13Les droits d’enregistrement partagés entre l’État et les collectivités locales sont administrés par les services de l’État compétents (services fonciers, bureaux de l’enregistrement) : droits de mutation à titre onéreux sur les ventes d’immeubles, taxe de publicité foncière, taxes additionnelles aux droits de mutation sur les fonds de commerce, le droit au bail…. La taxe forfaitaire sur les terrains nus devenus constructibles, qui suit le même régime, est en fait un impôt sur certaines plus-values.

14Il en est de même d’une autre catégorie d’impôts qui sont liées à la réalisation d’opérations d’urbanismes : taxes d’aménagement (regroupée par la loi de finances pour 2010) et administrée par les directions départementales du territoire à l’occasion de la délivrance des autorisations du droit des sols, redevances pour la création de bureaux en Ile-de-France.

15Les impôts indirects, impôts nationaux transférés aux collectivités (taxe intérieure sur la consommation de produits énergétiques, TICPE, la taxe sur les conventions d’assurance (TSCA), taxe sur les permis de conduire, taxe sur les cartes grises) ou impôts locaux facultatifs (surtaxe sur les eaux minérales, taxe sur la publicité, taxe communale et départementale sur les remontées mécaniques, taxe communale ou départementale sur la consommation finale d’électricité, produits des jeux dans les casinos, taxe de séjour) sont encaissés par un comptable public mais les autres volets de leur administration relève soit d’administrations spécialisées (par exemple les directions du territoire pour les taxes d’urbanisme ou les douanes pour la TICPE), soit des collectivités elles-mêmes (ex. taxe de séjour).

B – La gestion de la fiscalité locale est assurée principalement par l’État

16Il n’y a pas d’administration de la fiscalité locale au sens organique du terme [8]. Un parcours des organigrammes actuels des services ne met en évidence que peu de services dédiés exclusivement à la fiscalité locale dans l’administration d’État, même à la DGFiP, aussi bien au niveau central que sur le terrain.

17a) Au niveau de la conception, aucun service ne dispose d’une vue d’ensemble.

18On trouve un bureau de la fiscalité locale à la sous-direction des finances locales et des affaires économiques de la direction générale des collectivités locales (DGCL) du ministère de l’intérieur.
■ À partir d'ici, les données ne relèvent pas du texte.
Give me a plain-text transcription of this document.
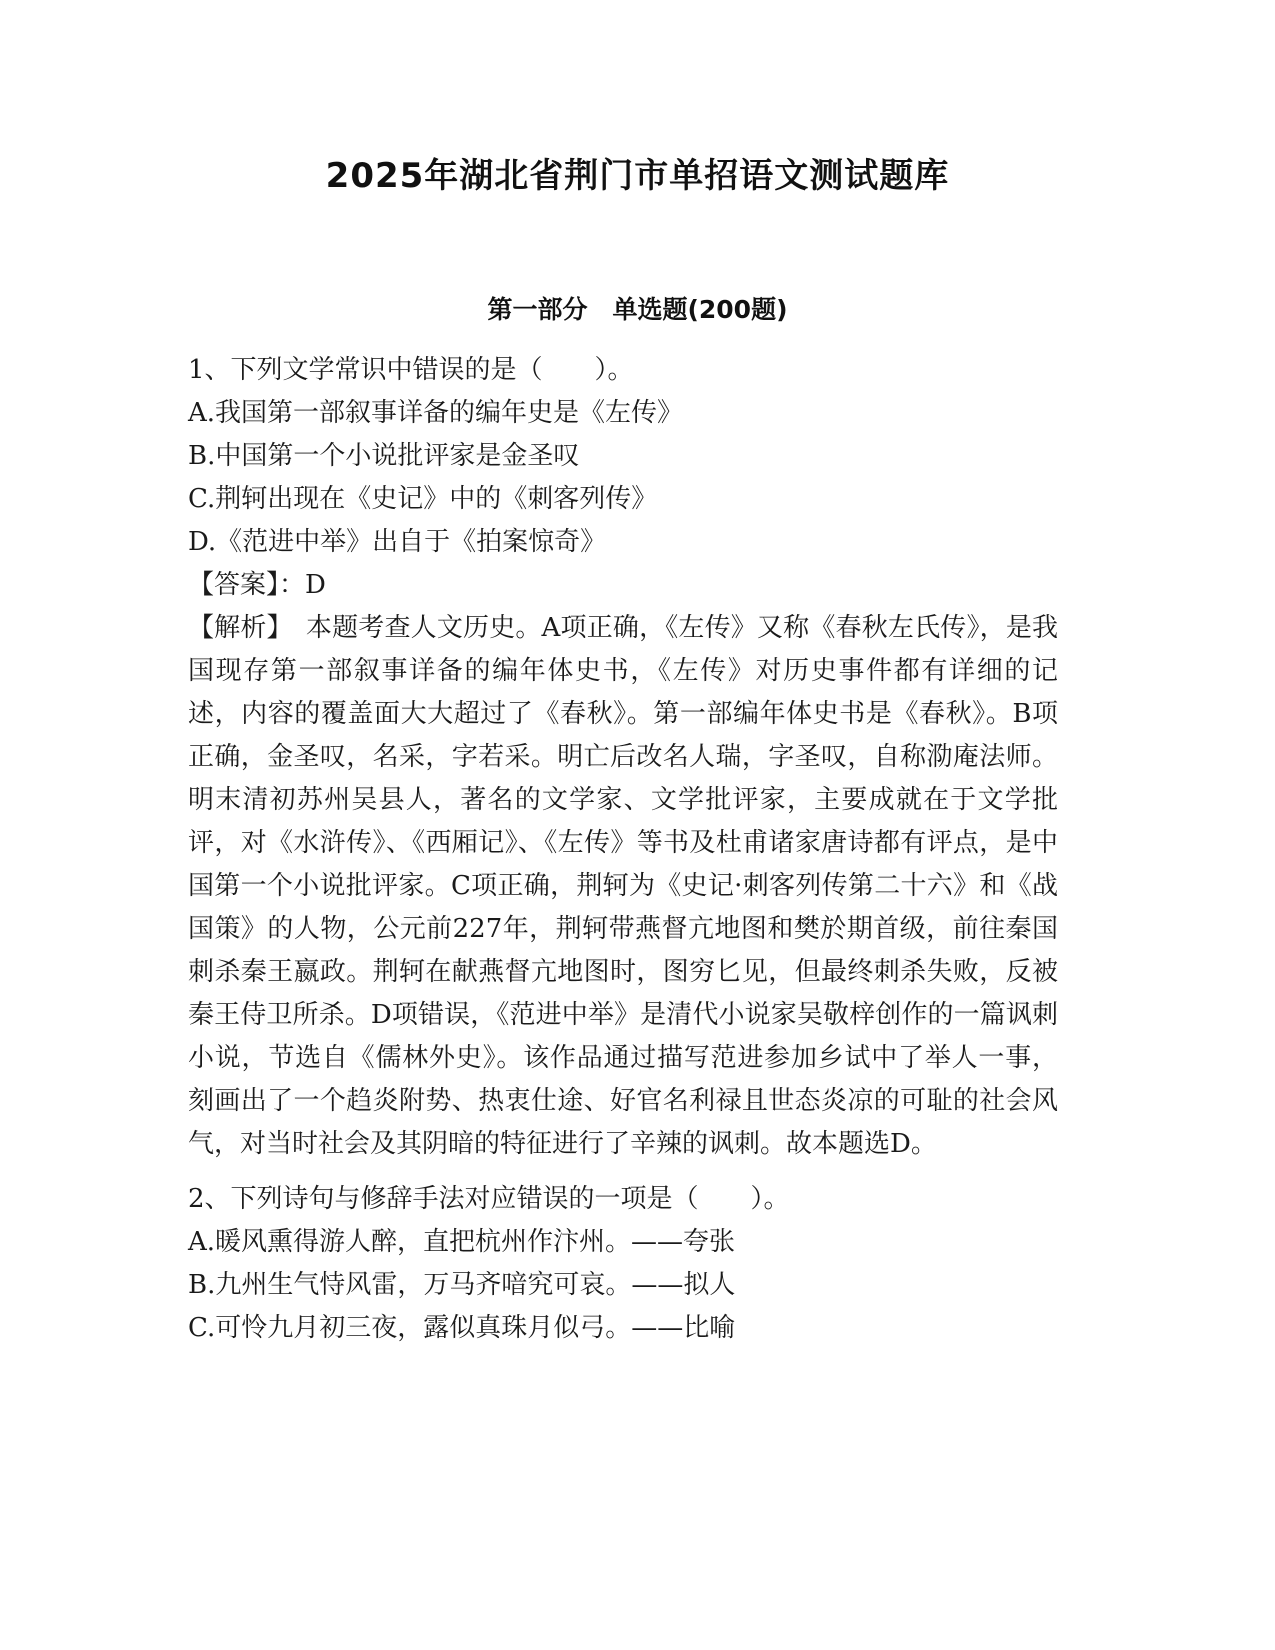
2025年湖北省荆门市单招语文测试题库
第一部分　单选题(200题)
1、下列文学常识中错误的是（　　）。
A.我国第一部叙事详备的编年史是《左传》
B.中国第一个小说批评家是金圣叹
C.荆轲出现在《史记》中的《刺客列传》
D.《范进中举》出自于《拍案惊奇》
【答案】：D
【解析】　本题考查人文历史。A项正确，《左传》又称《春秋左氏传》，是我国现存第一部叙事详备的编年体史书，《左传》对历史事件都有详细的记述，内容的覆盖面大大超过了《春秋》。第一部编年体史书是《春秋》。B项正确，金圣叹，名采，字若采。明亡后改名人瑞，字圣叹，自称泐庵法师。明末清初苏州吴县人，著名的文学家、文学批评家，主要成就在于文学批评，对《水浒传》、《西厢记》、《左传》等书及杜甫诸家唐诗都有评点，是中国第一个小说批评家。C项正确，荆轲为《史记·刺客列传第二十六》和《战国策》的人物，公元前227年，荆轲带燕督亢地图和樊於期首级，前往秦国刺杀秦王嬴政。荆轲在献燕督亢地图时，图穷匕见，但最终刺杀失败，反被秦王侍卫所杀。D项错误，《范进中举》是清代小说家吴敬梓创作的一篇讽刺小说，节选自《儒林外史》。该作品通过描写范进参加乡试中了举人一事，刻画出了一个趋炎附势、热衷仕途、好官名利禄且世态炎凉的可耻的社会风气，对当时社会及其阴暗的特征进行了辛辣的讽刺。故本题选D。
2、下列诗句与修辞手法对应错误的一项是（　　）。
A.暖风熏得游人醉，直把杭州作汴州。——夸张
B.九州生气恃风雷，万马齐喑究可哀。——拟人
C.可怜九月初三夜，露似真珠月似弓。——比喻
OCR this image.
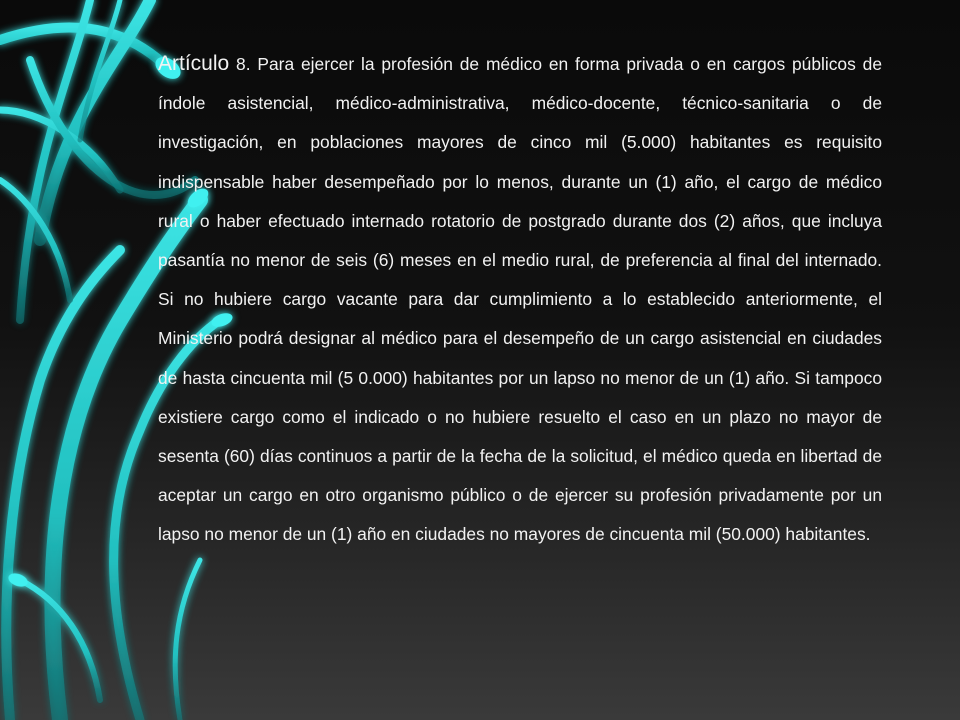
Artículo 8. Para ejercer la profesión de médico en forma privada o en cargos públicos de índole asistencial, médico-administrativa, médico-docente, técnico-sanitaria o de investigación, en poblaciones mayores de cinco mil (5.000) habitantes es requisito indispensable haber desempeñado por lo menos, durante un (1) año, el cargo de médico rural o haber efectuado internado rotatorio de postgrado durante dos (2) años, que incluya pasantía no menor de seis (6) meses en el medio rural, de preferencia al final del internado. Si no hubiere cargo vacante para dar cumplimiento a lo establecido anteriormente, el Ministerio podrá designar al médico para el desempeño de un cargo asistencial en ciudades de hasta cincuenta mil (5 0.000) habitantes por un lapso no menor de un (1) año. Si tampoco existiere cargo como el indicado o no hubiere resuelto el caso en un plazo no mayor de sesenta (60) días continuos a partir de la fecha de la solicitud, el médico queda en libertad de aceptar un cargo en otro organismo público o de ejercer su profesión privadamente por un lapso no menor de un (1) año en ciudades no mayores de cincuenta mil (50.000) habitantes.
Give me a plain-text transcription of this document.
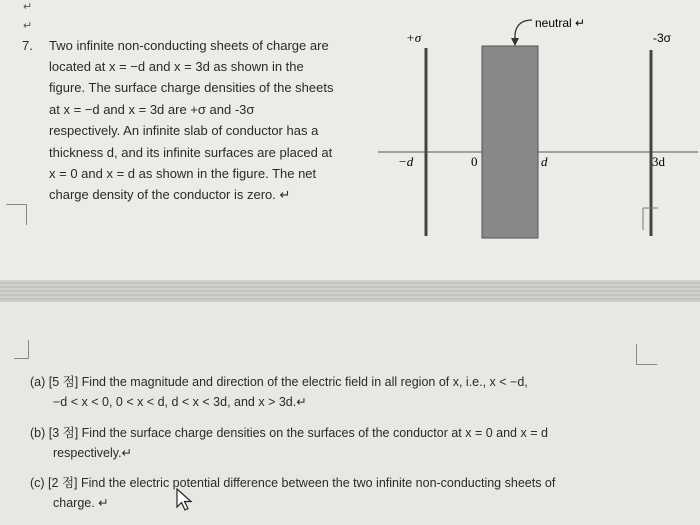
↵
↵
7. Two infinite non-conducting sheets of charge are
located at x = −d and x = 3d as shown in the
figure. The surface charge densities of the sheets
at x = −d and x = 3d are +σ and -3σ
respectively. An infinite slab of conductor has a
thickness d, and its infinite surfaces are placed at
x = 0 and x = d as shown in the figure. The net
charge density of the conductor is zero. ↵
+σ
neutral ↵
-3σ
−d	0	d	3d
(a) [5 점] Find the magnitude and direction of the electric field in all region of x, i.e., x < −d,
−d < x < 0, 0 < x < d, d < x < 3d, and x > 3d.↵
(b) [3 점] Find the surface charge densities on the surfaces of the conductor at x = 0 and x = d
respectively.↵
(c) [2 점] Find the electric potential difference between the two infinite non-conducting sheets of
charge. ↵
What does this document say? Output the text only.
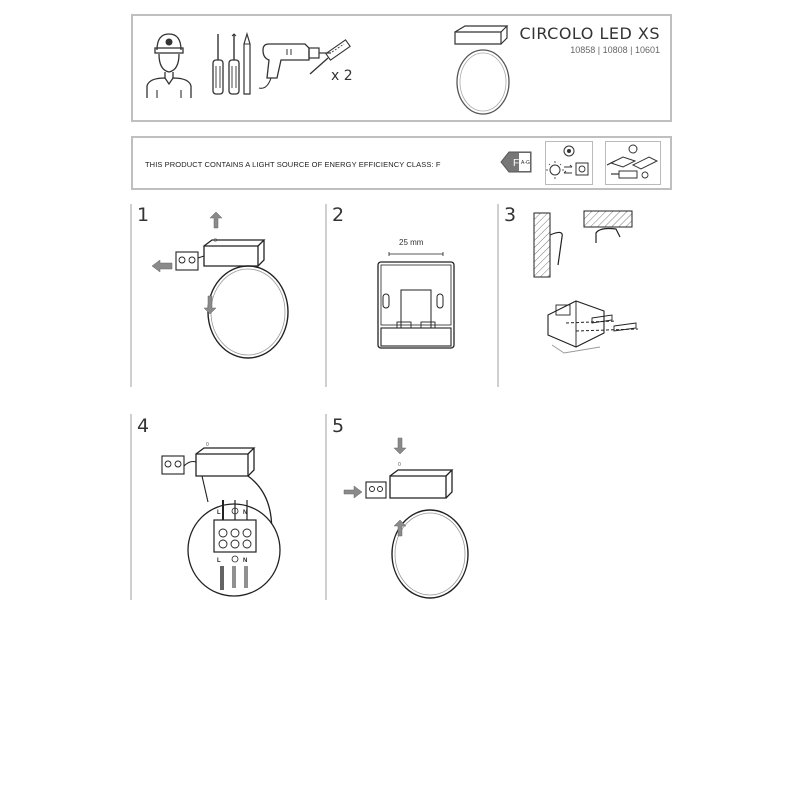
x 2
CIRCOLO LED XS
10858 | 10808 | 10601
THIS PRODUCT CONTAINS A LIGHT SOURCE OF ENERGY EFFICIENCY CLASS: F	F A-G
1	2	3
4	5
0	25 mm
0
L	N
L	N
0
Mais, le vrai pouvoir réside à Bercy. À la direction du budget le bureau 5BCL est intitulé « collectivités locales » mais ne s’occupe pas ou peu de la mise en œuvre de la fiscalité locale.

19À la DGFiP, il existe un service des collectivités locales, mais il ne s’occupe pas du tout de fiscalité ! Ce domaine est resté dans les subdivisions fiscales héritées de l’ancienne direction générale des impôts mais il est dispersé car la partie fiscale de la DGFiP est organisée en fonction de la nature des contribuables. À la direction de la législation fiscale comme au service de la gestion fiscale, les compétences en matière de fiscalité locale sont réparties entre les sous-directions chargées de la fiscalité des entreprises, de la fiscalité des personnes ou de la fiscalité des transactions ou du patrimoine, qu’il s’agisse des impôts d’État ou des impôts locaux.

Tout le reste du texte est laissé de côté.